Wireless Access

last person joined: 17 hours ago 

Access network design for branch, remote, outdoor, and campus locations with HPE Aruba Networking access points and mobility controllers.
Back to discussions
Expand all | Collapse all

Controller cannot ping but the AP can ping the Controller

This thread has been viewed 6 times

  • 1.  Controller cannot ping but the AP can ping the Controller

    Posted Nov 17, 2016 03:15 PM

    We got  new controllers and I am setting them up as additional Local controllers. Everything seem to be fine, the master sees this new local, centralized lics are shared, ipsec (cypto isakmp sa) is ok on both sides..etc.

     

    Now I have this  Test AP and I gave it a newly created AP system profile that has LMS IP pointed at the new Local. I rebooted the test AP, got an IP for itself,  sees the master and got its LMS IP using saved LMS (IP of the new Local). Everything seem fine but on the new Local, it is not seeing the test AP. The new local can't ping the test AP.

     

    I opened the test AP console and tried to ping the new Local and other controllers, it seem to see them all.

     

    However, after few minutes, the test AP rebooted and I got this error below.

     

    Clearing P1020 PCIe Error Status
    AP rebooted Wed Dec 31 16:11:58 PST 1969; Unable to set up IPSec tunnel to saved lms, Error:RC_ERROR_IKEV2_TIMEOUT
    shutting down watchdog process (nanny will restart it).

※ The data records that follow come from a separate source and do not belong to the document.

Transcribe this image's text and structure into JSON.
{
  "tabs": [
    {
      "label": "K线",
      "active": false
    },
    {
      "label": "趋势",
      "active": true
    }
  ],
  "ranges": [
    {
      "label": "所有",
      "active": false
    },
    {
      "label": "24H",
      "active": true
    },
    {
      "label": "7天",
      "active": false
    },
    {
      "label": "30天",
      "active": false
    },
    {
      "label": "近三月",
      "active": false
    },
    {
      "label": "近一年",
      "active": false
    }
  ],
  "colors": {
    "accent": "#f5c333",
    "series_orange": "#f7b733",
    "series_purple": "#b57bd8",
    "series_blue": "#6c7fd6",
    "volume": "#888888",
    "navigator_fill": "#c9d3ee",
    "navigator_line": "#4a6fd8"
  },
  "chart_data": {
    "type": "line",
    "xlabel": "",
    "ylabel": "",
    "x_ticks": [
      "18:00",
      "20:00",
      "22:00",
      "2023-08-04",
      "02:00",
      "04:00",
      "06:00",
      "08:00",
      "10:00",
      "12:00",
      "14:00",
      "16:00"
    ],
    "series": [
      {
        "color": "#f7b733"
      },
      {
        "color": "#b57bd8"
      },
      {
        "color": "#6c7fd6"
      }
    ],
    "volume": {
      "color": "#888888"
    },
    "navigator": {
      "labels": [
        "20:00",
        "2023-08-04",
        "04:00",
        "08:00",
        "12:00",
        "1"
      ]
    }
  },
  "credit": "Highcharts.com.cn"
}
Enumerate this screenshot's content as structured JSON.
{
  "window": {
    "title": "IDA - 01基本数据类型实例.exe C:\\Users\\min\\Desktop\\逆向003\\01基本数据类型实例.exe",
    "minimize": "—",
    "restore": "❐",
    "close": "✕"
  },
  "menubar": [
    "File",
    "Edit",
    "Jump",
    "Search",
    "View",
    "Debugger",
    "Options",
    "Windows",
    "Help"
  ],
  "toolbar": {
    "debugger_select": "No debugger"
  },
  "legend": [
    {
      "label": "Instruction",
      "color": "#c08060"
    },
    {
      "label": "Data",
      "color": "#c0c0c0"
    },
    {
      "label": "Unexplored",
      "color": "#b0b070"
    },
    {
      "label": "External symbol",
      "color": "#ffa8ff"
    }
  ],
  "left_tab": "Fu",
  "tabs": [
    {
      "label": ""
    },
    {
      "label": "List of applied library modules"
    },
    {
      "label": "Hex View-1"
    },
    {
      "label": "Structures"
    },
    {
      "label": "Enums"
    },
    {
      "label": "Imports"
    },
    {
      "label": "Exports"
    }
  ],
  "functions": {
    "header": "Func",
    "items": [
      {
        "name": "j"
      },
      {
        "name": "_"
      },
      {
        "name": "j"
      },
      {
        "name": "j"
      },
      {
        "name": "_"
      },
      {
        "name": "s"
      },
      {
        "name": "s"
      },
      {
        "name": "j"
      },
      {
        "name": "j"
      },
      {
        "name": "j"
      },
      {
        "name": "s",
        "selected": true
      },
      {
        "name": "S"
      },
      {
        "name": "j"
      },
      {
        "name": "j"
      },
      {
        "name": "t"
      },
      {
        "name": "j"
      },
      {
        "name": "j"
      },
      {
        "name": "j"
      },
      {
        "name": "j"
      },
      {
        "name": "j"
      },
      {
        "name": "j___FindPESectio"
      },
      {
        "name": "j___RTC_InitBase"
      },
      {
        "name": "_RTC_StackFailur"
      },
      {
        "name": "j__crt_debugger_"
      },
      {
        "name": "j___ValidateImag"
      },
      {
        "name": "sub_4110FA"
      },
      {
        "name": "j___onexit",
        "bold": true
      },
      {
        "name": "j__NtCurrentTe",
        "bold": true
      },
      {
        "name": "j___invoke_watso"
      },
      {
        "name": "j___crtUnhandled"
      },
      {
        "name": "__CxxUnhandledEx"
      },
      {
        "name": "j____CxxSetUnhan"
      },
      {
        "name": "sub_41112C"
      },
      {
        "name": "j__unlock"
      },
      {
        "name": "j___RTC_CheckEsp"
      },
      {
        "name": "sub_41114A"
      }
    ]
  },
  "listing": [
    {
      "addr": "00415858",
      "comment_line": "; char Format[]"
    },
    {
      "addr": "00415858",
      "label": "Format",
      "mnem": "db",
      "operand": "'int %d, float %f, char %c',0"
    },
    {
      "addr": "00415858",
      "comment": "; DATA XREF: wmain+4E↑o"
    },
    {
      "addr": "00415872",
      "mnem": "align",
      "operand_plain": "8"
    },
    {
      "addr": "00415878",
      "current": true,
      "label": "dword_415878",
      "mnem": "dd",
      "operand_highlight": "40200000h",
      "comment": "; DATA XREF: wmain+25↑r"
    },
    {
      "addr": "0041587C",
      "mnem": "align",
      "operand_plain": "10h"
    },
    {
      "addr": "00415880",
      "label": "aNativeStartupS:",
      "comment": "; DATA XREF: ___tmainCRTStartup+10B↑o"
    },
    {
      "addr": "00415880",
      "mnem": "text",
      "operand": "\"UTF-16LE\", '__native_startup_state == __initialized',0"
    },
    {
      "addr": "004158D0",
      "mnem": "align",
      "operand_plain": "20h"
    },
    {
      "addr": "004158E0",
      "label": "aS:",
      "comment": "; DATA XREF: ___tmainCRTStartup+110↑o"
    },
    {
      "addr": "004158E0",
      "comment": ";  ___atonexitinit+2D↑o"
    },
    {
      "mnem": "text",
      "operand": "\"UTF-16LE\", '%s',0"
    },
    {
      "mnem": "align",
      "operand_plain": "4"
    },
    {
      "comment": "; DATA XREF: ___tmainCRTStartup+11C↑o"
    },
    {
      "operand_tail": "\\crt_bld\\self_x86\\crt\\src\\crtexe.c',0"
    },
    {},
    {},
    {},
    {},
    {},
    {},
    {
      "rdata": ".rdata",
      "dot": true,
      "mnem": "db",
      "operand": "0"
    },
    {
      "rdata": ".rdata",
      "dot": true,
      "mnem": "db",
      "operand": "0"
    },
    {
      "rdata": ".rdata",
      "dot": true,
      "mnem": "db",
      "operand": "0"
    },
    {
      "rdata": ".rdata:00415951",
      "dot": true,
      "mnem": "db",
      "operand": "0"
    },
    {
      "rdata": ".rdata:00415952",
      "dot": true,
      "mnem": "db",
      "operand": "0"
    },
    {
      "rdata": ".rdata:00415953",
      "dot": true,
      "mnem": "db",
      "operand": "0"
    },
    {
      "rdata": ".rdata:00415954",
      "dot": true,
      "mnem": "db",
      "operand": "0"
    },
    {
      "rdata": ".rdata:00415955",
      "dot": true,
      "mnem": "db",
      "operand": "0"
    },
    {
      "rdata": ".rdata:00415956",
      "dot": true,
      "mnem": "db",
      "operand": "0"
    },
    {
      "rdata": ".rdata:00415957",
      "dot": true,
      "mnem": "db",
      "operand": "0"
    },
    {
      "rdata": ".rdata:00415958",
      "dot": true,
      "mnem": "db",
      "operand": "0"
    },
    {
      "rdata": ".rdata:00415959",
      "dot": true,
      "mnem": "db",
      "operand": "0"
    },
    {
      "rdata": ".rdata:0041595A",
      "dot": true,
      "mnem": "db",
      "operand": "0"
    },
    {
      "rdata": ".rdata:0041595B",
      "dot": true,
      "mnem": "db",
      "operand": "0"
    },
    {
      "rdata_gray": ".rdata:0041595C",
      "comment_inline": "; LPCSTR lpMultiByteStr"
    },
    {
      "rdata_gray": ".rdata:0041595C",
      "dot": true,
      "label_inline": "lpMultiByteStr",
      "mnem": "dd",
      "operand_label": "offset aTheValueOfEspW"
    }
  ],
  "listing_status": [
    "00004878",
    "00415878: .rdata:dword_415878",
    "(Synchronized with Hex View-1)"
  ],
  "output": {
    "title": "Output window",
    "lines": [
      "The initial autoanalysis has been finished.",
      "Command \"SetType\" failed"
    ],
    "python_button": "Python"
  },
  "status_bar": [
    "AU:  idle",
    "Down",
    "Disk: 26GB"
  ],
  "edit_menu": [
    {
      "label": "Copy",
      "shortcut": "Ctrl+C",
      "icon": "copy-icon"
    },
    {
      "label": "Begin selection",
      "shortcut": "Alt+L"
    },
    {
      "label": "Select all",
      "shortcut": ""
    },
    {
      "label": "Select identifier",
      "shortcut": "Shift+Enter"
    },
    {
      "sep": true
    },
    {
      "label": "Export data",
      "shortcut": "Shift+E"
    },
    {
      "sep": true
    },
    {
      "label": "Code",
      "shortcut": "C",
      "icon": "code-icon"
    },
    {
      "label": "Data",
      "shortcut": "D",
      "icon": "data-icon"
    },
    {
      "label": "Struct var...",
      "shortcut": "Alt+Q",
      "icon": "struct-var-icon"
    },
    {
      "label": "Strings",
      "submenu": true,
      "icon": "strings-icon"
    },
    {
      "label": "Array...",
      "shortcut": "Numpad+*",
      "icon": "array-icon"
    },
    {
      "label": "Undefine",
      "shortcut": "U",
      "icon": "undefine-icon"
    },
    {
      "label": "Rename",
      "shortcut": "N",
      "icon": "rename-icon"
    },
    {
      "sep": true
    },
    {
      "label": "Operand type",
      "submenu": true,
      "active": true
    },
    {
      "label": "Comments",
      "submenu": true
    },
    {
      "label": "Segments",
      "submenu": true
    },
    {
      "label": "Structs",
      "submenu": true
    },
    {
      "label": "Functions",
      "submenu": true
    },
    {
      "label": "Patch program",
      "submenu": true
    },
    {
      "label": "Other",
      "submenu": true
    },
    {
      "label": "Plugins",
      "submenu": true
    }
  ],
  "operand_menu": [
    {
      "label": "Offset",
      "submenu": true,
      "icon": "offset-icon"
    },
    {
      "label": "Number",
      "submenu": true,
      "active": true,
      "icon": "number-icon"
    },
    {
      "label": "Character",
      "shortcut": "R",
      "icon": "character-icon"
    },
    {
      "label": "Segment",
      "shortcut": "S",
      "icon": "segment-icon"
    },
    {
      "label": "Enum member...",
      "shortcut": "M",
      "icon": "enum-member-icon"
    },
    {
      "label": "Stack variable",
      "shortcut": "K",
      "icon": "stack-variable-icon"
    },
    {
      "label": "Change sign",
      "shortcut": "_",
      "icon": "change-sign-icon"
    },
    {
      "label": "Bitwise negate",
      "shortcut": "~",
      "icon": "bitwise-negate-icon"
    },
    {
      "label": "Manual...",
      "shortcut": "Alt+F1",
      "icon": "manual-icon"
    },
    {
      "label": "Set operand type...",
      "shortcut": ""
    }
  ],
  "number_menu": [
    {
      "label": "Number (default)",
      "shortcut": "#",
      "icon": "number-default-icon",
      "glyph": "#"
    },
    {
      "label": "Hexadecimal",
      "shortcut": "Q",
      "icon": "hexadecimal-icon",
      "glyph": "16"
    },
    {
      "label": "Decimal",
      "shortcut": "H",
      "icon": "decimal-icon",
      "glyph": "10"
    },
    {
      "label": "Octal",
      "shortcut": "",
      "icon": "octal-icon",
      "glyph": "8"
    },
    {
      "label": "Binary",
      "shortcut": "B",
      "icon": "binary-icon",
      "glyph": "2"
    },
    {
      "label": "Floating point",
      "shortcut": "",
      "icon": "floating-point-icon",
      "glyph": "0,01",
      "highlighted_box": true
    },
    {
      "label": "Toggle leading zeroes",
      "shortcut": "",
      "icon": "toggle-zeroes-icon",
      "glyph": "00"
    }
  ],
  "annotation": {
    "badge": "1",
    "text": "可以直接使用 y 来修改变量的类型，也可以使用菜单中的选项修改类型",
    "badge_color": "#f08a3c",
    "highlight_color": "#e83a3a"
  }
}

  • 2.  RE: Controller cannot ping but the AP can ping the Controller

    EMPLOYEE
    Posted Nov 17, 2016 08:52 PM

    You have two problems, but your big problem is that the AP cannot find the controller.

     

    Type "show log system 50" on the local controller to see if you can get a clue why the AP is not working....  Do the same thing on the master, just in case it says something about the AP...



  • 3.  RE: Controller cannot ping but the AP can ping the Controller

    Posted Nov 18, 2016 06:53 AM

    Hi!

     

    Start by using the default system-profile. Will it find its way onto the master and stay stable?

     

    If yes, provision it with the new system profile for the new local controller. Check "show datapath session table x.x.x.x" with the ip address of the ap on the local to see if it tries to contact it and on what ports. Make sure the firewall rules and routing are the same from the APs subnet to the new local as it is to the master.

     

    Cheers,



  • 4.  RE: Controller cannot ping but the AP can ping the Controller

    Posted Nov 18, 2016 12:31 PM

    I can now see the AP on the new local. The problem now is that the APs are inactive. I have 2 sets of this (1 new local + 1 AP) and both shows the same flag.



  • 5.  RE: Controller cannot ping but the AP can ping the Controller
    Best Answer

    Posted Nov 23, 2016 02:13 PM

    At first, the controlers can't see the APs because of some nework configurations.    

     

    Then the controlers see the APs but the APs were flagged with  I (inactive). This was fixed by adding DNS that I missed to fill at first.